On Fri, Oct 21, 2016 at 01:34:27PM -0400, Rich Felker wrote:
> On Fri, Oct 21, 2016 at 12:18:22PM -0400, Rich Felker wrote:
> > On Fri, Oct 21, 2016 at 11:00:35AM +0200, Raphael 'kena' Poss wrote:
> > > Hi all,
> > > 
> > > we at CockroachDB would like to integrate strptime, but some of our
> > > users on Alpine Linux discovered that musl's strptime doesn't live up to
> > > expectations:
> > > 
> > > conv_test.go:58: strptime("2018 10 4", "%Y %W %w"): got
> > > "2017-12-31T00:00:00Z", expected "2018-03-08T00:00:00Z"
> > > conv_test.go:58: strptime("2018 10 4", "%Y %U %w"): got
> > > "2017-12-31T00:00:00Z", expected "2018-03-15T00:00:00Z"
> > > 
> > > Indeed there's a FIXME in there:
> > > https://git.musl-libc.org/cgit/musl/tree/src/time/strptime.c#n123
> > > 
> > > We've filed this internally as
> > > https://github.com/cockroachdb/cockroach/issues/10130
> > > 
> > > As of this day this is the only known limitation that prevents
> > > compatibility of CockroachDB with musl. If you have any suggestions /
> > > input we'd be glad to receive them!
> > 
> > Indeed, somehow I thought this FIXME had been fixed a long time ago,
> > but it seems it hasn't. I'll see if we can get it added soon.
> 
> Looking at this in more detail, I see why it wasn't done before:
> there's no clear spec for what output these should produce. struct tm
> does not contain a week-number field, so the result would have to be
> encoded in other fields -- but which ones? tm_yday? strptime is not
> specified to produce a full, consistent struct tm for all inputs,
> because many formats may be incomplete and other combinations of
> format and input may yield contradictory information.
> 
> I'd be really interested in seeing some analysis of this situation by
> someone who's studied it and has a viable proposal other than just
> "reverse engineer glibc and do whatever it does".

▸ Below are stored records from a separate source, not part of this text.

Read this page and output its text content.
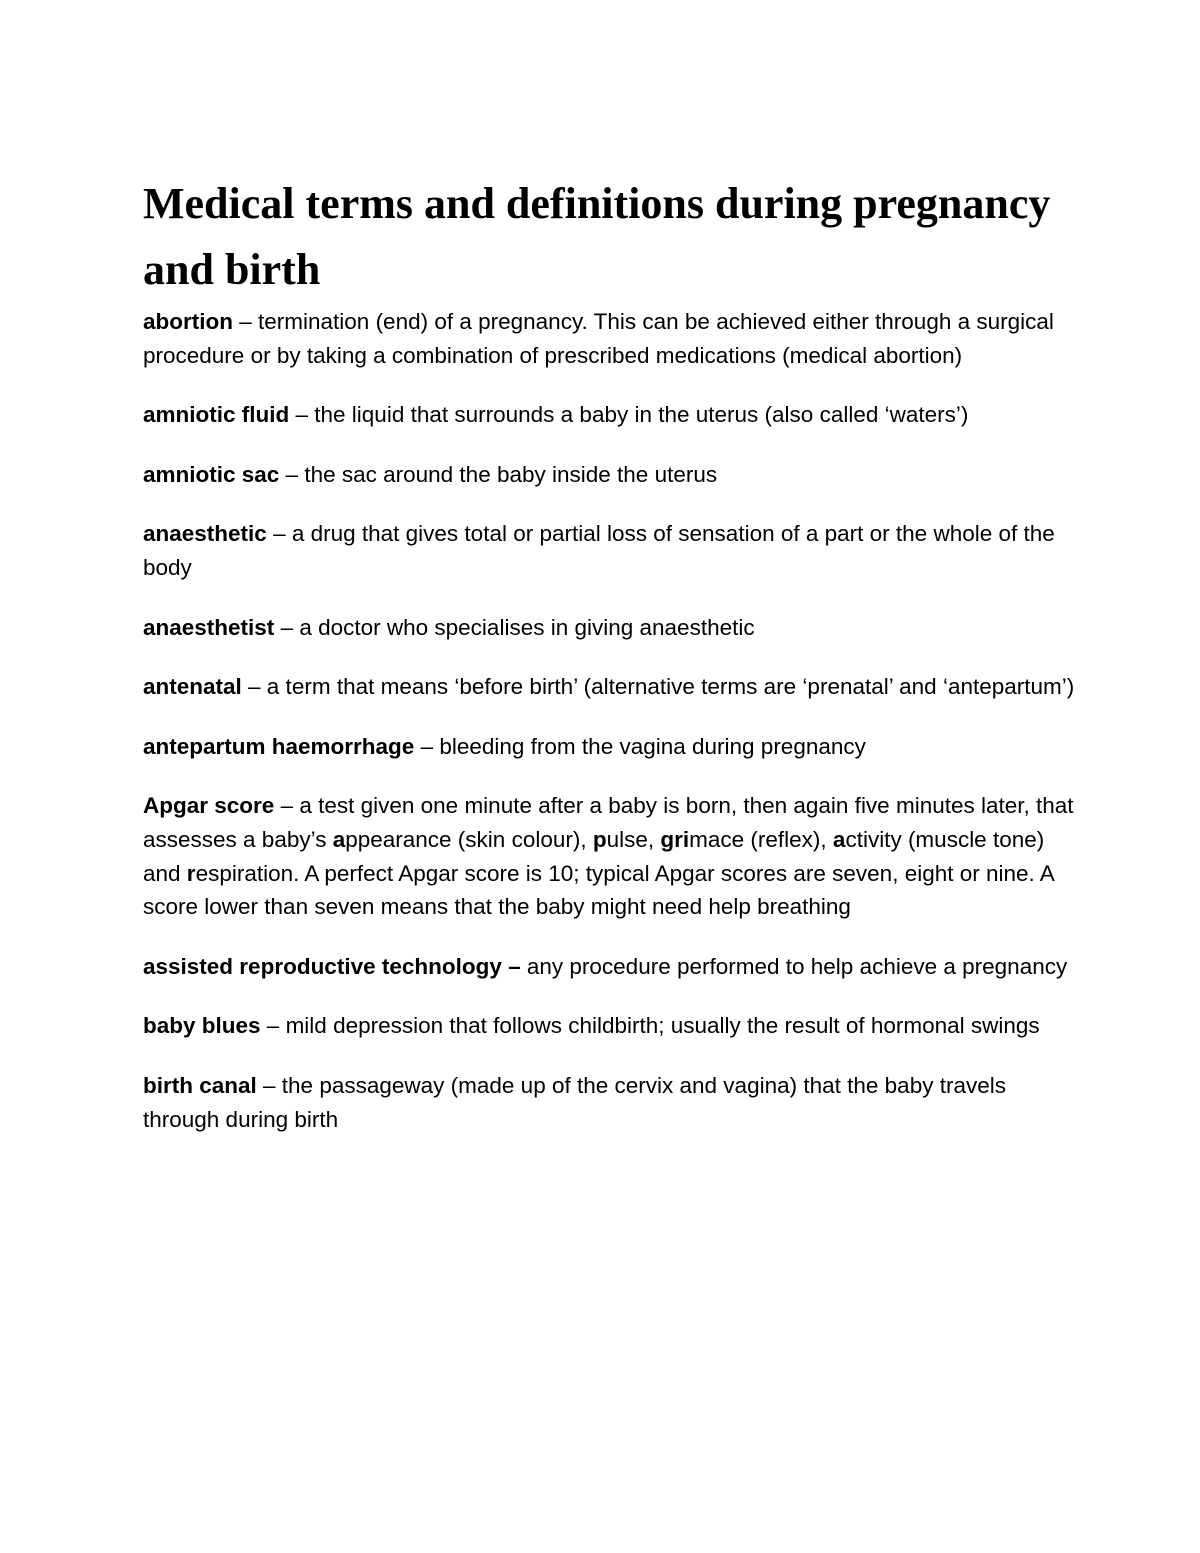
Medical terms and definitions during pregnancy and birth

abortion – termination (end) of a pregnancy. This can be achieved either through a surgical procedure or by taking a combination of prescribed medications (medical abortion)

amniotic fluid – the liquid that surrounds a baby in the uterus (also called ‘waters’)

amniotic sac – the sac around the baby inside the uterus

anaesthetic – a drug that gives total or partial loss of sensation of a part or the whole of the body

anaesthetist – a doctor who specialises in giving anaesthetic

antenatal – a term that means ‘before birth’ (alternative terms are ‘prenatal’ and ‘antepartum’)

antepartum haemorrhage – bleeding from the vagina during pregnancy

Apgar score – a test given one minute after a baby is born, then again five minutes later, that assesses a baby’s appearance (skin colour), pulse, grimace (reflex), activity (muscle tone) and respiration. A perfect Apgar score is 10; typical Apgar scores are seven, eight or nine. A score lower than seven means that the baby might need help breathing

assisted reproductive technology – any procedure performed to help achieve a pregnancy

baby blues – mild depression that follows childbirth; usually the result of hormonal swings

birth canal – the passageway (made up of the cervix and vagina) that the baby travels through during birth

Further, musl's behavior seems to match the documented behavior of
glibc:

%W

    The week number of the current year as a decimal number (range 0
    through 53).

    Leading zeroes are permitted but not required.

    Note: Currently, this is not fully implemented. The format is
    recognized, input is consumed but no field in tm is set.

Source:
https://www.gnu.org/software/libc/manual/html_node/Low_002dLevel-Time-String-Parsing.html

So I'm surprised that the code would work the way you're expecting on
glibc-based systems. On the other hand maybe it's a documentation bug,
because they don't include that "Note:..." for %U.